MUMBAI: To ensure greater consistency with the Basel Pillar 3 disclosure requirements, the Reserve Bank of India (RBI) on Tuesday released draft norms on commercial banks’ capital adequacy with the aim of reducing information asymmetry and promoting comparability of banks’ risk profiles.
“Pillar 3 of the Basel Framework aims to promote market discipline through regulatory disclosure requirements,” RBI said while emphasising that these requirements enable market participants to access key information relating to a bank’s regulatory capital and risk exposures in order to increase transparency and confidence about a bank’s exposure to risk and the overall adequacy of its regulatory capital.
The proposed norms said Pillar 3 should apply at the top consolidated level of the banking group to which the capital adequacy framework applies. If a bank is not the top consolidated entity in the banking group, Pillar 3 disclosures shall be required to be made by the bank on a standalone basis. This will apply to unlisted entities as well, even if they are not required to publish financial results.
The norms said banks should have a formal disclosure policy for Pillar 3 data approved by the board of directors that sets out the internal controls and procedures for disclosure of such information.
“The board of directors and senior management shall be responsible for establishing and maintaining an effective internal control structure over the disclosure of financial information, including Pillar 3 disclosures,” RBI said.
Moreover, one or more whole-time directors shall attest in writing that Pillar 3 disclosures have been prepared in accordance with the board-agreed internal control processes.

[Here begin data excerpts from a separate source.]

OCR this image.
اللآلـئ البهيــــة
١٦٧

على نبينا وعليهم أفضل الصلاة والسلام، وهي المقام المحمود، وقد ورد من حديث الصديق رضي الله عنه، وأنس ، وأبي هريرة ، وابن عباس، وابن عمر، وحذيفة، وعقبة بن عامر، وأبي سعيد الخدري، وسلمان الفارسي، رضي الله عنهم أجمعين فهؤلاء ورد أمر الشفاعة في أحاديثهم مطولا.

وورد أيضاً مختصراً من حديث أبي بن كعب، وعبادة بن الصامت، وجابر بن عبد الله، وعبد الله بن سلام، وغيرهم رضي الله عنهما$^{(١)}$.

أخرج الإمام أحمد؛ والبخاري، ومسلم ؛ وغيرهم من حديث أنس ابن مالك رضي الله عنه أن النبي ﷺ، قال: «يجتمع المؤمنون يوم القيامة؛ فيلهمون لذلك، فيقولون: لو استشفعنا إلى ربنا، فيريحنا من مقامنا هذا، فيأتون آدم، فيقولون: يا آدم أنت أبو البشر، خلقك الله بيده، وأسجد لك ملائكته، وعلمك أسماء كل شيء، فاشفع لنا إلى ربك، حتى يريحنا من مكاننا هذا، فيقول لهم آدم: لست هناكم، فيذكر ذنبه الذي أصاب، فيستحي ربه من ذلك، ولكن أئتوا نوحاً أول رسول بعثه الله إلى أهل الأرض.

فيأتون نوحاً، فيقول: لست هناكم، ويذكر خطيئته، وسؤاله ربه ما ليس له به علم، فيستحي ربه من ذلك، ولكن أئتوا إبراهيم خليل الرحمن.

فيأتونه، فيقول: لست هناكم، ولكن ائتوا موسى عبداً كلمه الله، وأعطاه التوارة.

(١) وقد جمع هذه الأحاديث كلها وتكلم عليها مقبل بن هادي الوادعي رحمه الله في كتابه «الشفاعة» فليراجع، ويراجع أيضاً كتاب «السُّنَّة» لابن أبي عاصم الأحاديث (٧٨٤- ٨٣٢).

While the regulator believes that the disclosure requirements strike an appropriate balance between the need for meaningful disclosure and the protection of proprietary and confidential information, it said in exceptional cases where disclosure of certain items may contravene legal obligations by making public information that is proprietary or confidential in nature, banks should disclose more general information about the subject.
“It shall also explain in the narrative commentary to the disclosure requirement the fact that specific items of information have not been disclosed and the reasons thereof,” the draft norms said.
On the guiding principles of Pillar 3 disclosures, the draft norms said disclosures should be clear and presented in a form that is understandable to key stakeholders and communicated through an accessible medium.
Moreover, disclosures should be comprehensive, describing a bank’s main activities and all significant risks, supported by relevant underlying data and information.
Another principle is that the disclosures should be meaningful to users, highlighting banks’ most significant current and emerging risks and how those risks are managed.
The norms also said disclosures shall be consistent over time and comparable across banks.
Banks have been asked to publish Pillar 3 disclosures concurrently with their financial reports for the corresponding period.